“Pomeurah Meuseudati”

Maskot PKA VII diberi nama Pomeurah Meuseudati. “Pomeurah” adalah kata dari Bahasa Aceh yang bermakna gajah. Sedangkan “Seudati” salah satu tarian khas Aceh yang cukup populer. “Pomeurah Meuseudati menggambarkan gajah putih sedang memperagakan gerakan tarian Seudati dengan ceria.

Atribut Pomeurah Meuseudati mengangkat nilai-nilai budaya dan adat istiadat Aceh. Ini dapat dilihat pada kepala sang maskot yang mengenakan Kupiah Meukeutob serta songket Aceh di pinggangnya.

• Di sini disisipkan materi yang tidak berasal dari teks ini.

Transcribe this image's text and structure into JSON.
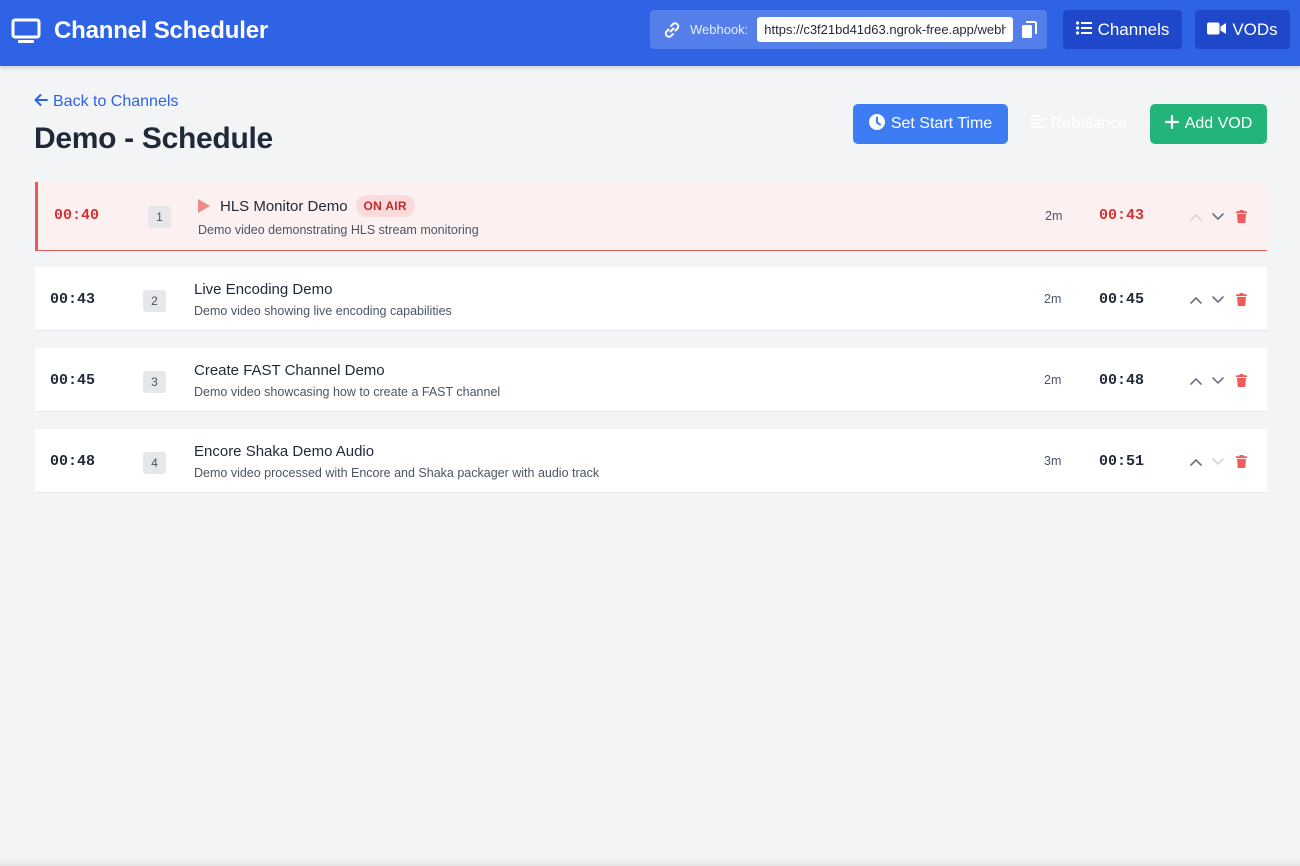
{
  "colors": {
    "header_bg": "#2f63e6",
    "nav_button_bg": "#1f47c9",
    "start_time_button": "#3d7cf2",
    "add_vod_button": "#23b479",
    "on_air_accent": "#e85a5a",
    "on_air_row_bg": "#fdf0f0",
    "delete_icon": "#ef5b5b"
  },
  "header": {
    "app_title": "Channel Scheduler",
    "app_icon": "monitor-icon",
    "webhook_label": "Webhook:",
    "webhook_url": "https://c3f21bd41d63.ngrok-free.app/webh",
    "webhook_icon": "link-icon",
    "copy_icon": "copy-icon",
    "nav": {
      "channels_label": "Channels",
      "channels_icon": "list-icon",
      "vods_label": "VODs",
      "vods_icon": "video-camera-icon"
    }
  },
  "page": {
    "back_link": "Back to Channels",
    "title": "Demo - Schedule",
    "actions": {
      "set_start_time": "Set Start Time",
      "rebalance": "Rebalance",
      "add_vod": "Add VOD"
    }
  },
  "schedule": {
    "items": [
      {
        "start": "00:40",
        "index": "1",
        "title": "HLS Monitor Demo",
        "badge": "ON AIR",
        "description": "Demo video demonstrating HLS stream monitoring",
        "duration": "2m",
        "end": "00:43",
        "on_air": true,
        "up_enabled": false,
        "down_enabled": true
      },
      {
        "start": "00:43",
        "index": "2",
        "title": "Live Encoding Demo",
        "description": "Demo video showing live encoding capabilities",
        "duration": "2m",
        "end": "00:45",
        "on_air": false,
        "up_enabled": true,
        "down_enabled": true
      },
      {
        "start": "00:45",
        "index": "3",
        "title": "Create FAST Channel Demo",
        "description": "Demo video showcasing how to create a FAST channel",
        "duration": "2m",
        "end": "00:48",
        "on_air": false,
        "up_enabled": true,
        "down_enabled": true
      },
      {
        "start": "00:48",
        "index": "4",
        "title": "Encore Shaka Demo Audio",
        "description": "Demo video processed with Encore and Shaka packager with audio track",
        "duration": "3m",
        "end": "00:51",
        "on_air": false,
        "up_enabled": true,
        "down_enabled": false
      }
    ]
  }
}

Gajah putih dipilih sebagai maskot karena satwa ini pernah menjadi bagian penting dalam sejarah kerajaan Aceh. Gajah putih tak hanya populer bagi masyarakat Aceh pesisir, tapi juga bagi masyarakat Gayo. Konon, keturunan Raja Linge (Gayo) memberikan hadiah gajah putih kepada Sultan Kerajaan Aceh Darussalam. Gajah putih dinilai hewan istimewa. Ia menjadi tunggangan kebanggaan para raja dalam bepergian dan peperangan. Cerita rakyat tentang gajah putih pun sudah melegenda di tanah Aceh, sehingga menginspirasi beberapa instansi untuk menggunakan gajah putih sebagai simbol.

Kehadiran Pomeurah Meuseudati pada PKA VII membawa pesan khusus. Ia mengajak masyarakat dan generasi muda Aceh untuk menjaga dan melestarikan alam Aceh, terutama mencegah konflik dengan satwa. Sementara itu, rancangan maskot dalam bentuk karakter komik atau kartun bertujuan mengajak anak-anak Aceh mencintai dan meneruskan nilai-nilai budaya Aceh.